Affiliation is a dirty word to small business federal government contractors. For good reason: it can turn a small business into a large one and destroy its eligibility for socioeconomic programs and set-aside contracts. Proactive small business contractors, therefore, routinely audit their affiliation risks and, if necessary, take actions to fracture that affiliation.
One of the ways a company might try to fracture affiliation is to sell a division or business line to a third party. Because this division is sold, the company might be tempted to assume that its corresponding revenues are not considered as part of the affiliation analysis (under the former affiliate rule).
A recent OHA decision, however, instructs that a division or line of business does not qualify under the former affiliate rule.
By way of background, affiliation exists when one company has the power to control another or a third party controls both. Determining small business eligibility, the SBA will aggregate the size of the small business with any of its affiliates. If the combined size is under the applicable size standard, the company is a small business; if it exceeds the applicable size standard, however, the small business will be found to be other-than-small.
The former affiliate rule, however, provides some relief to this potential size penalty:
The annual receipts of a former affiliate are not included if affiliation ceased before the date used for determining size. This exclusion of annual receipts of such former affiliate applies during the entire period of measurement, rather than only for the period after which affiliation ceased. However, if a concern has sold a segregable division to another business concern during the applicable period of measurement or before the date on which it self-certified as small, the annual receipts used in determining size status will continue to include the receipts of the division that was sold.
13 C.F.R. § 121.104(d) (as updated on January 6, 2019).
In MicroTechnologies, LLC d/b/a MicroTech, SBA No. SIZ-6039 (2019), the OHA considered the applicability of the former affiliate rule to the sale of a division within a company. Responding to a size protest, MicroTech argued that it was an eligible small business under the $15 million size standard because it sold certain business units and, under the former affiliate rule, the receipts from those units should be excluded from the calculation of its receipts. The Area Office, however, concluded that there was not sufficient evidence that the sale was completed, so it included the division’s receipts with MicroTech’s. As a result, MicroTech was found to be other-than-small.

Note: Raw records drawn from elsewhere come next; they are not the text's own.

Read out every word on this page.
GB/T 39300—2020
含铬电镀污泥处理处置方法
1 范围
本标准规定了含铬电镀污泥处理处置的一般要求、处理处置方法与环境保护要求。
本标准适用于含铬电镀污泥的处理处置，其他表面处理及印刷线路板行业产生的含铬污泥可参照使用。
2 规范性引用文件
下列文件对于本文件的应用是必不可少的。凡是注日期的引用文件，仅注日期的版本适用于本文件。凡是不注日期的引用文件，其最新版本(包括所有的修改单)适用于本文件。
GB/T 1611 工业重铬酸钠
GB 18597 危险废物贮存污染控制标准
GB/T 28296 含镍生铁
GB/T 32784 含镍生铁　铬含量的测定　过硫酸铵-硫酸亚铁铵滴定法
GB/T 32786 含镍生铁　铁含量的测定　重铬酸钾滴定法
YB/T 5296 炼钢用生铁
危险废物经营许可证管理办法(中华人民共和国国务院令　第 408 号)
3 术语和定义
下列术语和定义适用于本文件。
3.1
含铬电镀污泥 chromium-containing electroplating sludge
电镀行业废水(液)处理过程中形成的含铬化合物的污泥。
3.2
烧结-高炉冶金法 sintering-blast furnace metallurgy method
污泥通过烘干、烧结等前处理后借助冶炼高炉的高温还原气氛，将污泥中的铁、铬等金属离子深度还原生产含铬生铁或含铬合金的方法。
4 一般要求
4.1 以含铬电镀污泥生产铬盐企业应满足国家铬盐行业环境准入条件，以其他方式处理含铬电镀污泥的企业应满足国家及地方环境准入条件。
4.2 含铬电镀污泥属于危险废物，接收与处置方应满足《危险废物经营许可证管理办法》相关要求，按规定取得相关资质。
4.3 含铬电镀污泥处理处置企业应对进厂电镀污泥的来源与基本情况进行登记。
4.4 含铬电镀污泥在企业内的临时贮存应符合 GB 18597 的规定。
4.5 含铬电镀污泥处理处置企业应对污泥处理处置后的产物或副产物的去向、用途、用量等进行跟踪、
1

MicroTech appealed the Area Office’s determination. It argued that, because it sold the division before the date of self-certification, the division’s receipts should have been excluded from the size calculation.
The OHA disagreed. First, the OHA did not fault the Area Office for questioning the validity of the division’s sale as of the date of the self-certification. Doing so, the OHA noted that the purchase agreement did not reference the sale of a division, but a contract. Therefore, there was no evidence that MicroTech actually divested itself of the division.
Regardless of whether the sale had actually taken place, the OHA disagreed that the former affiliate rule would apply. It repeated prior decisions “that a division or line of business within a concern is not a ‘former affiliate,’ and therefore cannot be excluded from the challenged firm’s receipts or employee count.”
The OHA found support for this position in a recent SBA rulemaking, which directly addressed the applicability of the former affiliate rule to the sale of a division:
Even if a division is later sold, its receipts were always part of the receipts directly received by the concern itself, and SBA believes that those receipts should remain a part of the concern’s receipts after the sale for purposes of determining the concern’s size.
Because MicroTech sold (or purported to sell) a corporate division, the former affiliate rule was not applicable. The OHA denied its appeal.
By now, astute readers are probably asking themselves, “If a division or line of business doesn’t qualify as a former affiliate, what does?” Good question. But in its rulemaking, the SBA helps explain that buying or selling a separate legal entity (as opposed to a division within a company) should be treated differently.
In practice, the SBA acknowledges that distinguishing the sale of a division from the sale of a subsidiary elevates form over practice. Still, it maintains that the distinction is important because the receipts of a division “were always part of the receipts directly received by the concern itself” even if the division is later sold; a subsidiary’s receipts, however, would accompany that subsidiary in any transaction, making it appropriate to decouple those receipts from the parent company.